For patients with macroscopic T4 gastric cancer located in the middle or upper part of the stomach, total gastrectomy and aggressive resection of invaded adjacent organs with extended lymph node dissection (radical en bloc resection) should be performed to improve long-term outcome.1 2
The most common organs invaded macroscopically were the pancreas, mesocolon, liver, transverse colon, adrenal gland and spleen.3
Thus, evaluation of all information concerning tumour stage, location, histologic type, expected survival and quality of life after resection is of paramount importance for planning the extent of surgery. The therapeutic approach should be stratified according to the stage of disease. CT images improves the capability for distinguishing T3 from T4 gastric cancer and prediction of adjacent organ invasion, however, in such cases, the great difficulty is to confirm that. The improvement of this analysis would minimise unnecessary radical en bloc resection,2 3
noting that the extent of surgery should be planned on the preoperative staging and during dissection, analysing age and clinical conditions.4
The assessment of organ involvement in the preoperative staging is sometimes difficult, much due to peritumoural inflammation,5
reinforced by the fact that confirmation of invasion of serosa and involvement of organ is only possible after en bloc resection, in the final histologic examination.1 3
In any case, en bloc resection of an organ not confirmed later in final pathologic exam doesn't modify the survival of these patients. Moreover, neither number nor type of organ involvement are predictors of recurrence.3
The 5-year survival rate in patients with advanced gastric tumour (stages III and IV) treated with radical surgery varies between 23% and 43%.6 7 10
The extent of lymphadenectomy is also directly related to survival, and D2 lymphadenectomy is the one that gives better results compared with D3–D4 and D19 10
. The survival rate is slightly lower when there is pancreatic involvement and higher in patients not splenectomised.5 8
So, there is a trend in the preservation of the spleen by performing a D2 lymphadenectomy extending out to the hilum of the organ.8
Some authors recommend splenectomy only in the direct invasion of the body.3 4 10
There are few reports in the literature on liver invasion by contiguity, unlike the metastatic process, which is already well discussed and changes completely the staging and prognosis. The additional gastrectomy with resection of other organ can be performed with perioperative mortality less than 2%.3
Gastrectomy and resection of all the macroscopic and microscopic disease is the only potentially curative therapy in advanced stages.8
Patients who present with T4 gastric cancer will benefit from aggressive en bloc surgical resection, with minimal morbidity, and should not be considered unresectable, influenced by the preoperative imaging or echo-endoscopic evaluation, and mistaken findings during laparotomy.

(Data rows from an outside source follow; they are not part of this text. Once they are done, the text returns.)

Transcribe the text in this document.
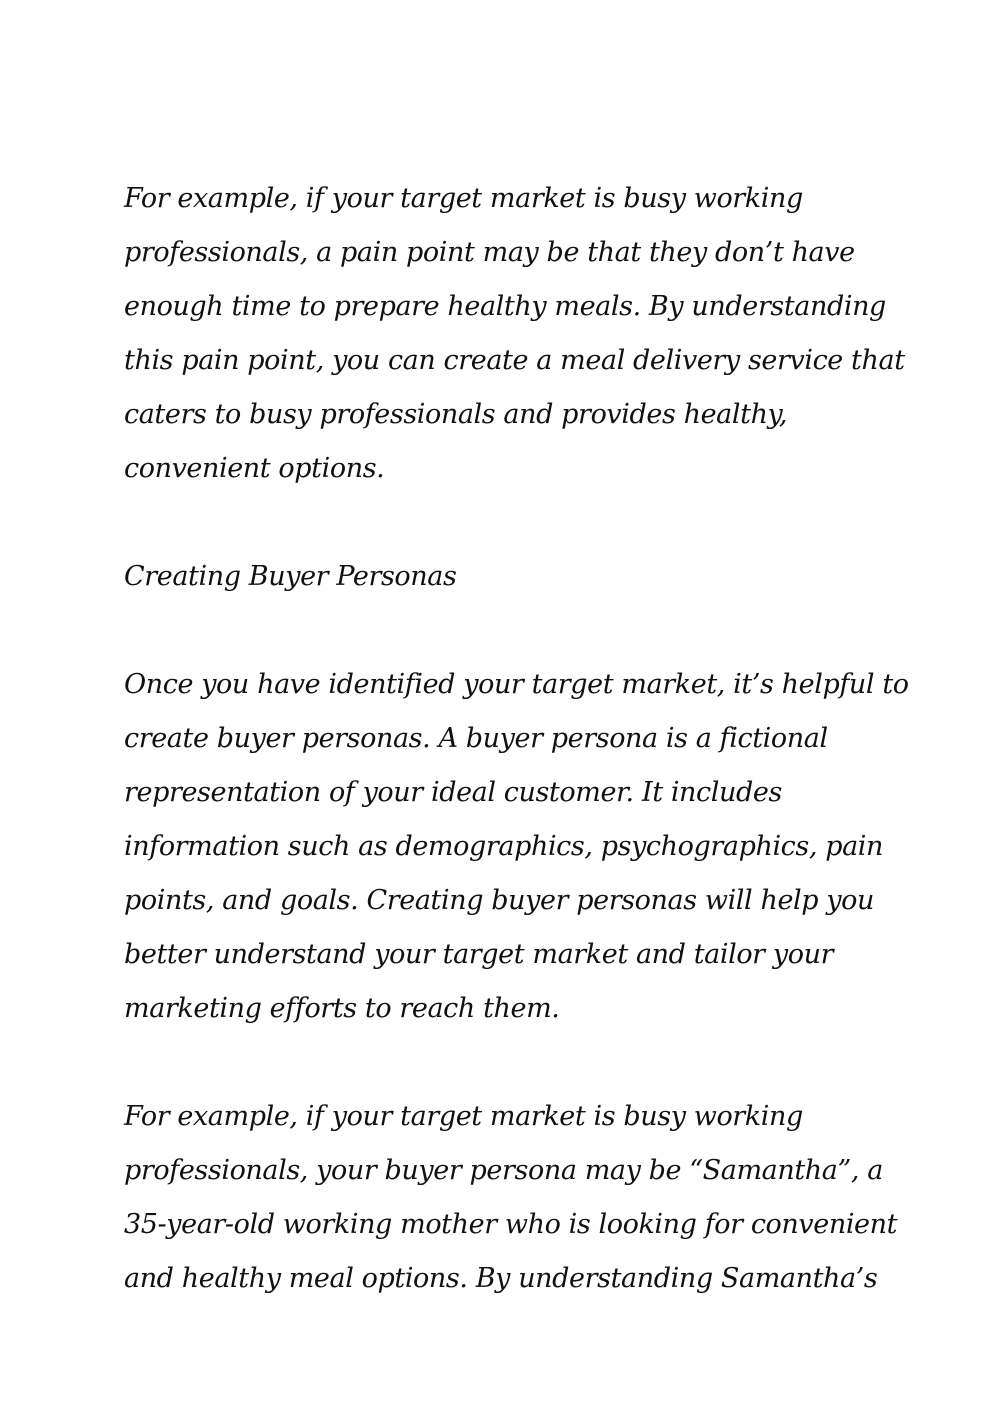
For example, if your target market is busy working
professionals, a pain point may be that they don’t have
enough time to prepare healthy meals. By understanding
this pain point, you can create a meal delivery service that
caters to busy professionals and provides healthy,
convenient options.
Creating Buyer Personas
Once you have identified your target market, it’s helpful to
create buyer personas. A buyer persona is a fictional
representation of your ideal customer. It includes
information such as demographics, psychographics, pain
points, and goals. Creating buyer personas will help you
better understand your target market and tailor your
marketing efforts to reach them.
For example, if your target market is busy working
professionals, your buyer persona may be “Samantha”, a
35-year-old working mother who is looking for convenient
and healthy meal options. By understanding Samantha’s
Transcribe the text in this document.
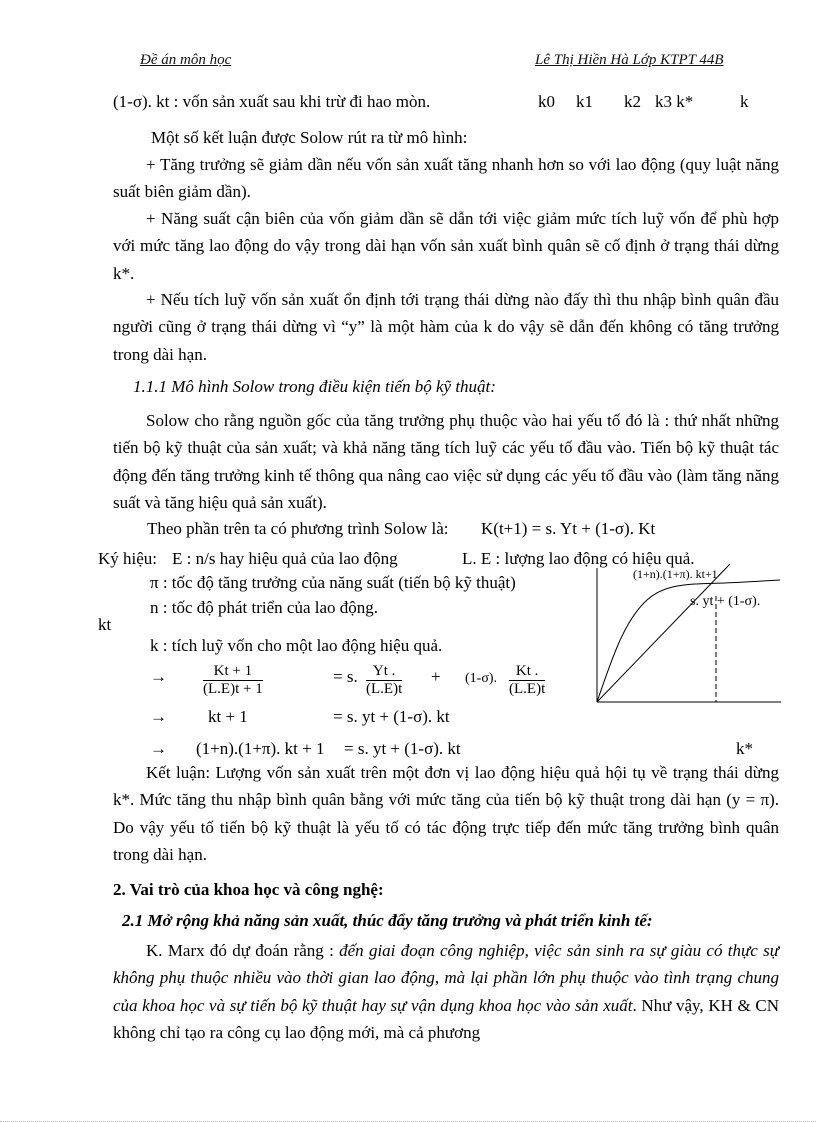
Đề án môn học	Lê Thị Hiền Hà Lớp KTPT 44B
(1-σ). kt : vốn sản xuất sau khi trừ đi hao mòn.	k0 k1 k2 k3 k*	k
Một số kết luận được Solow rút ra từ mô hình:
+ Tăng trưởng sẽ giảm dần nếu vốn sản xuất tăng nhanh hơn so với lao động (quy luật năng suất biên giảm dần).
+ Năng suất cận biên của vốn giảm dần sẽ dẫn tới việc giảm mức tích luỹ vốn để phù hợp với mức tăng lao động do vậy trong dài hạn vốn sản xuất bình quân sẽ cố định ở trạng thái dừng k*.
+ Nếu tích luỹ vốn sản xuất ổn định tới trạng thái dừng nào đấy thì thu nhập bình quân đầu người cũng ở trạng thái dừng vì “y” là một hàm của k do vậy sẽ dẫn đến không có tăng trưởng trong dài hạn.
1.1.1 Mô hình Solow trong điều kiện tiến bộ kỹ thuật:
Solow cho rằng nguồn gốc của tăng trưởng phụ thuộc vào hai yếu tố đó là : thứ nhất những tiến bộ kỹ thuật của sản xuất; và khả năng tăng tích luỹ các yếu tố đầu vào. Tiến bộ kỹ thuật tác động đến tăng trưởng kinh tế thông qua nâng cao việc sử dụng các yếu tố đầu vào (làm tăng năng suất và tăng hiệu quả sản xuất).
Theo phần trên ta có phương trình Solow là: K(t+1) = s. Yt + (1-σ). Kt
Ký hiệu: E : n/s hay hiệu quả của lao động	L. E : lượng lao động có hiệu quả.
π : tốc độ tăng trưởng của năng suất (tiến bộ kỹ thuật)
n : tốc độ phát triển của lao động.
k : tích luỹ vốn cho một lao động hiệu quả.
→ $\frac{Kt + 1}{(L.E)t + 1}$	= s. $\frac{Yt .}{(L.E)t} + (1-\sigma)$. $\frac{Kt .}{(L.E)t}$
→ kt + 1	= s. yt + (1-σ). kt
→ (1+n).(1+π). kt + 1 = s. yt + (1-σ). kt
kt
(1+n).(1+π). kt+1
s. yt + (1-σ).
k*
Kết luận: Lượng vốn sản xuất trên một đơn vị lao động hiệu quả hội tụ về trạng thái dừng k*. Mức tăng thu nhập bình quân bằng với mức tăng của tiến bộ kỹ thuật trong dài hạn (y = π). Do vậy yếu tố tiến bộ kỹ thuật là yếu tố có tác động trực tiếp đến mức tăng trưởng bình quân trong dài hạn.
2. Vai trò của khoa học và công nghệ:
2.1 Mở rộng khả năng sản xuất, thúc đẩy tăng trưởng và phát triển kinh tế:
K. Marx đó dự đoán rằng : đến giai đoạn công nghiệp, việc sản sinh ra sự giàu có thực sự không phụ thuộc nhiều vào thời gian lao động, mà lại phần lớn phụ thuộc vào tình trạng chung của khoa học và sự tiến bộ kỹ thuật hay sự vận dụng khoa học vào sản xuất. Như vậy, KH & CN không chỉ tạo ra công cụ lao động mới, mà cả phương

- T4 gastric tumours should not be considered unresectable, and patients with this type of malignancy will benefit from aggressive resection of affected adjacent organs with extended lymph node dissection. This radical operation can improve long-term outcome with minimal morbidity. Additionally, the spleen should be preserved in patients without direct tumour invasion, because splenectomy increases the incidence of postoperative morbidity. Furthermore, splenectomy does not improve the survival of patients who undergo curative resection for gastric cancer.